— Allons, tu crois ? Attends que j’aille à la fenêtre.
Elle ramassa ses affaires. En quelques secondes, je compris qu’elle avait raison : des véhicules se profilaient à l’horizon.
— Partons.
Sans attendre, j’attrapai mon sac, nous avons emprunté le couloir et dévalé l’escalier en silence.
— On donne l’alerte ? demandai-je.
— Oui. Va devant. Je m’en occupe.
Je m’élançai dehors, protégé des cars de police par l’immeuble, et commençai à courir à travers les champs.
Leila avait dû hurler pour prévenir chacun car il y eut un tohu-bohu dans le bâtiment. Dans les autres, plus voisins de la route, la police bondissait déjà. Sans me retourner, je poursuivis ma course à perdre haleine pour chercher la protection des bois.
— Pourvu qu’elle me rejoigne vite, me disais-je, haletant.
Cependant, quoique espérant, une partie de moi avait déjà compris ce qui se passait. En donnant l’alarme, par le bruit qu’elle avait déclenché, Leila avait précipité l’intervention des forces et compromis sa fuite. Néanmoins, je voulus me convaincre que j’avais tort, je me terrai dans un fossé, le cœur battant, et j’attendis.
Des cris. Des hurlements. Les Africaines résistaient, vaillantes. Aussitôt, des bruits d’explosion. Les policiers devaient lancer des bombes au gaz. Ou incendier des chambres.
Claquements de portes. Sirènes. Démarrages.

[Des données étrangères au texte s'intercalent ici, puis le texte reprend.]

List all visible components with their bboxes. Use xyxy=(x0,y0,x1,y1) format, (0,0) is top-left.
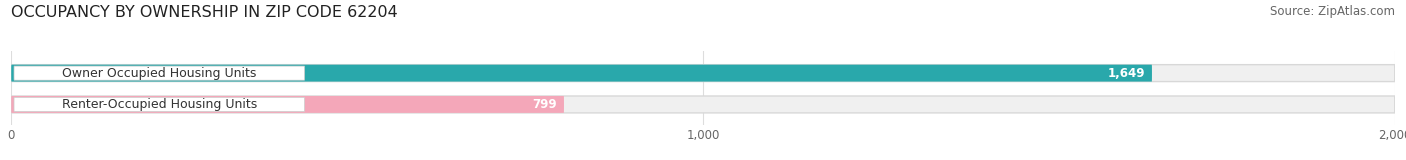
Text: Owner Occupied Housing Units: Owner Occupied Housing Units xyxy=(62,67,256,80)
FancyBboxPatch shape xyxy=(11,65,1395,82)
Text: Source: ZipAtlas.com: Source: ZipAtlas.com xyxy=(1270,5,1395,18)
Text: OCCUPANCY BY OWNERSHIP IN ZIP CODE 62204: OCCUPANCY BY OWNERSHIP IN ZIP CODE 62204 xyxy=(11,5,398,20)
FancyBboxPatch shape xyxy=(14,97,305,112)
FancyBboxPatch shape xyxy=(11,96,564,113)
Text: Renter-Occupied Housing Units: Renter-Occupied Housing Units xyxy=(62,98,257,111)
Text: 799: 799 xyxy=(533,98,557,111)
FancyBboxPatch shape xyxy=(11,96,1395,113)
FancyBboxPatch shape xyxy=(11,65,1152,82)
Text: 1,649: 1,649 xyxy=(1108,67,1144,80)
FancyBboxPatch shape xyxy=(14,66,305,80)
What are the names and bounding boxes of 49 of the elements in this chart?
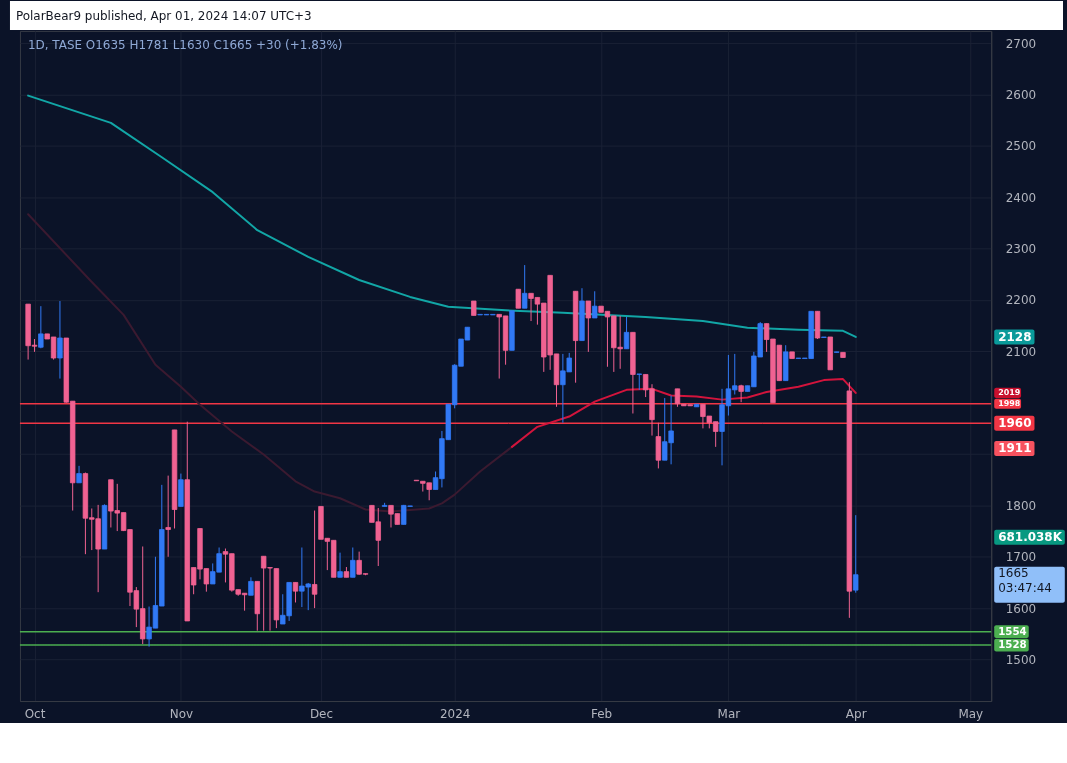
x-tick-label: 2024 xyxy=(439,707,471,722)
candlestick xyxy=(57,300,63,380)
candlestick xyxy=(853,514,859,594)
chart-subtitle: PolarBear9 published, Apr 01, 2024 14:07 UTC+3 xyxy=(15,8,312,23)
ref-line-label: 1960 xyxy=(998,416,1032,431)
candlestick xyxy=(337,552,343,578)
text: 1665 03:47:44 xyxy=(998,565,1052,595)
text: 681.038K xyxy=(998,530,1063,545)
annotation: 1911 xyxy=(998,441,1032,456)
x-tick-label: Dec xyxy=(309,707,334,722)
candlestick xyxy=(738,384,744,403)
ref-line-label: 1554 xyxy=(998,624,1027,637)
ref-line-label: 1998 xyxy=(998,398,1021,408)
y-tick-label: 2600 xyxy=(1005,88,1037,103)
x-tick-label: Feb xyxy=(590,707,613,722)
y-tick-label: 2200 xyxy=(1005,293,1037,308)
x-tick-label: Nov xyxy=(169,707,194,722)
candlestick xyxy=(623,316,630,350)
candlestick xyxy=(292,581,299,603)
y-tick-label: 2700 xyxy=(1005,36,1037,51)
candlestick xyxy=(311,510,318,609)
candlestick xyxy=(165,475,171,558)
y-tick-label: 2400 xyxy=(1005,190,1037,205)
y-tick-label: 1700 xyxy=(1005,550,1037,565)
y-tick-label: 2500 xyxy=(1005,139,1037,154)
candlestick xyxy=(592,290,598,319)
x-tick-label: Oct xyxy=(24,707,46,722)
annotation: 2019 xyxy=(998,387,1021,397)
candlestick xyxy=(515,288,521,309)
x-tick-label: Apr xyxy=(845,707,867,722)
line-series xyxy=(27,213,513,513)
candlestick xyxy=(38,305,44,349)
y-tick-label: 2300 xyxy=(1005,242,1037,257)
candlestick xyxy=(350,547,356,578)
y-tick-label: 1600 xyxy=(1005,601,1037,616)
y-tick-label: 1800 xyxy=(1005,498,1037,513)
candlestick xyxy=(585,300,592,353)
candlestick xyxy=(655,422,662,469)
candlestick xyxy=(521,264,528,309)
annotation: 2128 xyxy=(998,329,1032,344)
line-series xyxy=(510,378,857,448)
y-tick-label: 1500 xyxy=(1005,652,1037,667)
x-tick-label: May xyxy=(958,707,984,722)
ref-line-label: 1528 xyxy=(998,638,1027,651)
candlestick xyxy=(636,373,642,391)
y-tick-label: 2100 xyxy=(1005,344,1037,359)
line-series xyxy=(27,94,857,338)
text: 1D, TASE O1635 H1781 L1630 C1665 +30 (+1.83%) xyxy=(27,37,343,52)
x-tick-label: Mar xyxy=(717,707,741,722)
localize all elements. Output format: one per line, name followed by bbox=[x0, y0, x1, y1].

Moteurs dont le ronronnement grossit puis s’évanouit au loin.
Leila n’était toujours pas revenue.
J’avais compris.
Dans mon trou d’herbe et de boue, je me morfondis néanmoins jusqu’à midi. Puis je revins au squat, lequel, comme je l’avais imaginé, fumait encore d’avoir été calciné.

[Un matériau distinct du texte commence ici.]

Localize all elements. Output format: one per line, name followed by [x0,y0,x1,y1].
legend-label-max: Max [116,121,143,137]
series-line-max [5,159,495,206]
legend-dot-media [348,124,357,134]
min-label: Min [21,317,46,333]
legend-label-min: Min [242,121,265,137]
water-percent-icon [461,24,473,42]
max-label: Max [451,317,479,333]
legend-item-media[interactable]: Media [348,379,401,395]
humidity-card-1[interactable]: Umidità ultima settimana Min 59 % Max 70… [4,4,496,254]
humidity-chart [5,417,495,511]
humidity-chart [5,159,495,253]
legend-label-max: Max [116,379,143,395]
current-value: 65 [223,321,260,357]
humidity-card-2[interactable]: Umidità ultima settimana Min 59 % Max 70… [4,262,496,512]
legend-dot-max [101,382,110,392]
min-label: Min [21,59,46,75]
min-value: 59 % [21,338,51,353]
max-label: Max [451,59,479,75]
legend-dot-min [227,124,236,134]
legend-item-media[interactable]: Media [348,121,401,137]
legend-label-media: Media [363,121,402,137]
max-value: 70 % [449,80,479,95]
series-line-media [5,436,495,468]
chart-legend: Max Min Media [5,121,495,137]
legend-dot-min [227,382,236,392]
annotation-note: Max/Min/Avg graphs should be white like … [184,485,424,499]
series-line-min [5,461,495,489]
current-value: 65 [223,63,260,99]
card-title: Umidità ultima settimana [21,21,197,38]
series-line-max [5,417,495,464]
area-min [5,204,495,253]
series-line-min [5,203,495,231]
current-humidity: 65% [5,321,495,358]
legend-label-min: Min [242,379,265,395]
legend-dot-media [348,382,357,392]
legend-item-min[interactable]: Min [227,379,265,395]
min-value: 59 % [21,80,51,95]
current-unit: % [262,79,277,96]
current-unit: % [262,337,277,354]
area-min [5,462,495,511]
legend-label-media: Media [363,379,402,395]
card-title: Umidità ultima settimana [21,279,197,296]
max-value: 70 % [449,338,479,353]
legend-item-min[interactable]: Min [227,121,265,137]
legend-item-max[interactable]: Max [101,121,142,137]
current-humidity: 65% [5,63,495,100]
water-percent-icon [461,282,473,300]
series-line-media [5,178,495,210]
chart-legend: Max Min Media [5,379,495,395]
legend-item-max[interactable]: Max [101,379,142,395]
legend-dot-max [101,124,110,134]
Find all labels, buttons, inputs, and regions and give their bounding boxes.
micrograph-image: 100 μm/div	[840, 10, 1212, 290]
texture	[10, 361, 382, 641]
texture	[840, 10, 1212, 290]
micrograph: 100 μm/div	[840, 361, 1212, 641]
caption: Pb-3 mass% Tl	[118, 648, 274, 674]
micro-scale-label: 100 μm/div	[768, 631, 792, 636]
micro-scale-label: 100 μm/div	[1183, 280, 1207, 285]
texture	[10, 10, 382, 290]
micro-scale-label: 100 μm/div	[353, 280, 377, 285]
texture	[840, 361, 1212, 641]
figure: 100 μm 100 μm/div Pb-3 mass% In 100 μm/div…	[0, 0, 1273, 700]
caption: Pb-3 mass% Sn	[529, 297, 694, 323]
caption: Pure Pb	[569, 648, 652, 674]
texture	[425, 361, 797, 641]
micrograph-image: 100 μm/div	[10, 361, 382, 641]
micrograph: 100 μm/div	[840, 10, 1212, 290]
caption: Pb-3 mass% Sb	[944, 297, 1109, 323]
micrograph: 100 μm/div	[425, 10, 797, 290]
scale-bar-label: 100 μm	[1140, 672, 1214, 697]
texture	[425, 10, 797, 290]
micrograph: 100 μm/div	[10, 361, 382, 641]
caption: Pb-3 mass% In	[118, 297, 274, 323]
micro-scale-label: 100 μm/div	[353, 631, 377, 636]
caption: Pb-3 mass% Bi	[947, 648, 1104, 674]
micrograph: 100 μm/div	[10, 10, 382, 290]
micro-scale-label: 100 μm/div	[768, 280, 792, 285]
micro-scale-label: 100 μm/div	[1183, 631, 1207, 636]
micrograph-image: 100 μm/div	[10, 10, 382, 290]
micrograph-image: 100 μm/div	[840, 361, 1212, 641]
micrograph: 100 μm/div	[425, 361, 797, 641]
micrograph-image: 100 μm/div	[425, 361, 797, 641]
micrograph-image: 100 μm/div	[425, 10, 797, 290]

Personne ne se trouvait alentour.
Le soir, je me rendis auprès de Pauline, pas au préfabriqué qui était fermé, mais à son adresse privée. Dès qu’elle m’aperçut par sa fenêtre, elle m’intima d’emprunter la porte arrière, celle du jardin, avec discrétion. Elle semblait épuisée, préoccupée.
— Saad, tu t’en es tiré !
— J’ai peur d’être le seul.
— Je sais que Leila a été arrêtée.
Dans la soirée, elle multiplia les coups de fil. Puis, les cheveux en bataille, l’œil las, elle vint m’apprendre la vérité.
— Leila, parce qu’elle avait tenté de régulariser sa situation administrative, sera encore moins bien traitée que les autres qui vont être envoyés en centre de rétention.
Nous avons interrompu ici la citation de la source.